Executive Coaching & Consulting
One of the most difficult challenges for consultants, especially those trying to break into the profession, is how to get started without starving. I launched my first consulting practice in England at age 26. Since then, I’ve jump-started new professional service practices to success several times, and advised others on how to do the same. My favorite way to do this is through channel sales.
Most consultants have suggested that the way to get started is from the bottom up: beat the street (or telephone) with cold-calling, networking, speaking engagements, website building, and publishing. These methods can work, but all share one common drawback: they take too long.
Starting a consulting practice is a full-time job. If you are cold-calling, marketing, or speaking while holding down a full-time job to pay your bills, you’ll quickly find yourself in a never-ending cycle of frustration: no time or energy left at the end of your long day to engage in the activities needed to grow your new business, and not enough new business to quit your day job. But if you quit your day job immediately to prospect new clients, you could starve before landing your first contract. So, what’s the answer? Leverage the sales force of some who is already successfully selling professional services full-time, but needs help filling the demand.
In traditional marketing-speak, a channel is an entity that already has an existing customer base, and a way to reach new prospective customers reliably. Most retail stores, for example, are actually a channel for the manufacturers of the brands of goods that are sold. Best Buy is a retail channel for electronics manufacturers like Sony, Samsung, Microsoft, Dell. Apple products are sold in Best Buy and other retail stores, but Apple also opened it’s own retail store chain. Apple Stores are not a channel by my definition, they are simply a retail sales and distribution mechanism, since Apple has to spend it’s own money and resources to attract customers into Apple Stores. That’s the equivalent of you beating the streets to drum up your own new business. I find it best to avoid this activity while starting up a practice; leverage the sales and marketing efforts of others who already have done that heavy lifting.

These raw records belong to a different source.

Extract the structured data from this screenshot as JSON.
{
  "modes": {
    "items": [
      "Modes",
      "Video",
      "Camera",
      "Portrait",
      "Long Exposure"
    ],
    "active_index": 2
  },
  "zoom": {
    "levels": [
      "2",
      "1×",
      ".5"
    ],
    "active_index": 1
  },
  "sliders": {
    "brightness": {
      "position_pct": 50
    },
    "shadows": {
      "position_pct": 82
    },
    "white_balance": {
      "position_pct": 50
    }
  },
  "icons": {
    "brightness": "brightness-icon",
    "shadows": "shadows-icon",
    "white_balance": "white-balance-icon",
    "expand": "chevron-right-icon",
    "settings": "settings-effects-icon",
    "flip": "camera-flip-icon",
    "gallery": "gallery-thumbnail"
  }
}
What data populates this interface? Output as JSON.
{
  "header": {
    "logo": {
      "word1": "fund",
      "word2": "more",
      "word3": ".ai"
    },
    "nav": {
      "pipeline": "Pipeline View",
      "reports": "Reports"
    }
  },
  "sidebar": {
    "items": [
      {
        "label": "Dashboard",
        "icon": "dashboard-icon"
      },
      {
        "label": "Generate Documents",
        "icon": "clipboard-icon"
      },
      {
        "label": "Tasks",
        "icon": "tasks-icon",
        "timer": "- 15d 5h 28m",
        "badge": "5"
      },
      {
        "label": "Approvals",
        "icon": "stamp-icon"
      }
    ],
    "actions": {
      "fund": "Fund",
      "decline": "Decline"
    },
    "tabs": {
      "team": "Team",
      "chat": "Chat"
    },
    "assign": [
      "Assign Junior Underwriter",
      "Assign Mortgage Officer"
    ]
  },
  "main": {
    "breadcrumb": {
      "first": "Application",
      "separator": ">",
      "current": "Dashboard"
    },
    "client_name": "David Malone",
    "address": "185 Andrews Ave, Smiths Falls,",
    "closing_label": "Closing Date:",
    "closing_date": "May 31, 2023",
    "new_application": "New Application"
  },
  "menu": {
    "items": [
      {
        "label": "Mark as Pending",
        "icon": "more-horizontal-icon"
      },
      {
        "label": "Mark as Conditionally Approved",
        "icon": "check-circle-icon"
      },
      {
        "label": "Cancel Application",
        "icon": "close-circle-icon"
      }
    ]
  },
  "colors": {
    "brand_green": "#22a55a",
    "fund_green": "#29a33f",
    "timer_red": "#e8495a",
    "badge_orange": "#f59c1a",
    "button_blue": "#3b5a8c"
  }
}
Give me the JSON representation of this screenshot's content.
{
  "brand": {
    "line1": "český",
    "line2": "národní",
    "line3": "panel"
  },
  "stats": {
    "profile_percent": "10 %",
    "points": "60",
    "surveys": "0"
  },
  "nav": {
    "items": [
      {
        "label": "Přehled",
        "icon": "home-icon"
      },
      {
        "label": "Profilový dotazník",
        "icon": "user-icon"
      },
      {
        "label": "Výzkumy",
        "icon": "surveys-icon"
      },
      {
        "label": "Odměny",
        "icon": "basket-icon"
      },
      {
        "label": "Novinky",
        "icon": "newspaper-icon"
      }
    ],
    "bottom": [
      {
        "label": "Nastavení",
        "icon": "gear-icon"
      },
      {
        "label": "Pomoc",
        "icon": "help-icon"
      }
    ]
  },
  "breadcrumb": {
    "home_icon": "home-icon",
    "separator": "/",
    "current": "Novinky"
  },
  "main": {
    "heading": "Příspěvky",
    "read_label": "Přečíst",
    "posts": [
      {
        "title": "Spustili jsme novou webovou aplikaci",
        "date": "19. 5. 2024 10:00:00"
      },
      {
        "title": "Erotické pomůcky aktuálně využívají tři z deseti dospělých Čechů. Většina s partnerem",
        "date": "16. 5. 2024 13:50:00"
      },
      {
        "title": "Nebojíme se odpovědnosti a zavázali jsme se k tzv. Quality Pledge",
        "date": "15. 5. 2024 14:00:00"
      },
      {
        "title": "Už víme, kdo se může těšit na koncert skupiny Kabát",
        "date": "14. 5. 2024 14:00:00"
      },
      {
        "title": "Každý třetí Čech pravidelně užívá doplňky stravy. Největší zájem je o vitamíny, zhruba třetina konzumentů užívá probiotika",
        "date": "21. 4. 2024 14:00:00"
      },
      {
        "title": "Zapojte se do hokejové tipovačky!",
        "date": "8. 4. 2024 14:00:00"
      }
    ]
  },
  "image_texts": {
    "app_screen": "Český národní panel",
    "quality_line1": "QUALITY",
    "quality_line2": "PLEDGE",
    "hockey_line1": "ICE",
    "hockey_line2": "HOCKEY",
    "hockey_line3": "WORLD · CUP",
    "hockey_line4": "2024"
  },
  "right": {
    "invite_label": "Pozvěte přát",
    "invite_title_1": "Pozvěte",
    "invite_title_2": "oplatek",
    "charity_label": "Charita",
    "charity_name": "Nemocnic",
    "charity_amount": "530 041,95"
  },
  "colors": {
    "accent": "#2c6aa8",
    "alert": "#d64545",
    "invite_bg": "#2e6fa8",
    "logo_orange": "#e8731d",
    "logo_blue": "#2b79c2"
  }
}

In the professional services world, people often trade services as channel partners. When I was running a large mobile software development firm, we used both in-house computer programmers, and outsource vendors around the globe. We were channel partners; we provided the sales, marketing, project management, and designs, while the vendors built the actual code at rates cheaper than we could do it in-house. This leverage gave us greater margins, and gave our subcontracted partners a steady flow of business. You can do the same with your consulting expertise.
How do you find these channel partners? Actually, they are all around you. Many consultants mistakenly view other successful consultants merely as competition- the enemy. In fact, your competitors could be your greatest source of business!
Here are my quick-start tips for channel sales:
You should be networking with people in your industry- at trade shows, industry conferences, local business groups, and online (see my articles, or come to one of my seminars on how to leverage LinkedIN for maximum benefit, especially if you’re not a glad-handing extravert). Find the companies and people in your field that are most successful, and approach them about forming a channel partnership. There is no need to be secretive; if you are successful in your business, they will know who you are soon enough.
The benefit you propose to them is this: you can provide their customers consulting services under their brand as a business-to-business subcontracting partner. Doing so means that they don’t have to pay benefits, payroll taxes, or commit to a long-term employee relationship. In exchange, you can often negotiate a good rate, but one that still allows them to make a decent profit. It’s a win-win, because you are leveraging their sales force and customer relationships, while they are leveraging your expertise and labor. I find that small firms specializing in high-margin customers need such help the most, since their revenues are constrained by the number of quality consultants they can bill out at any one time. But I have used this channel partnership strategy effectively with one-man shops, mid-sized boutique firms, and global Fortune 500 companies.
Some of the biggest companies, in fact, need you the most. Microsoft, for example, offers a great deal of help for small technical consulting firms that wish to deliver expert training or installation help to MS customers. Individuals at these firms take exams and become “Microsoft Certified Partners.” This gives the smaller firm additional credibility in the eyes of customers, and allows them to leverage Microsoft’s enormous customer base and marketing force. Conversely, it gives the Redmond giant a global army of low- or no-cost trained professionals, meaning that business customers can take comfort in the fact that they will always be able to find local support consultants when they need help.
So if you’re psychologically ready to launch your own practice, but are struggling on the sales end of of things, consider turbo-charging your business by finding channel partners who have the opposite problem, and need quality consultants to service their customers. You may quickly find yourself with more business than you can handle.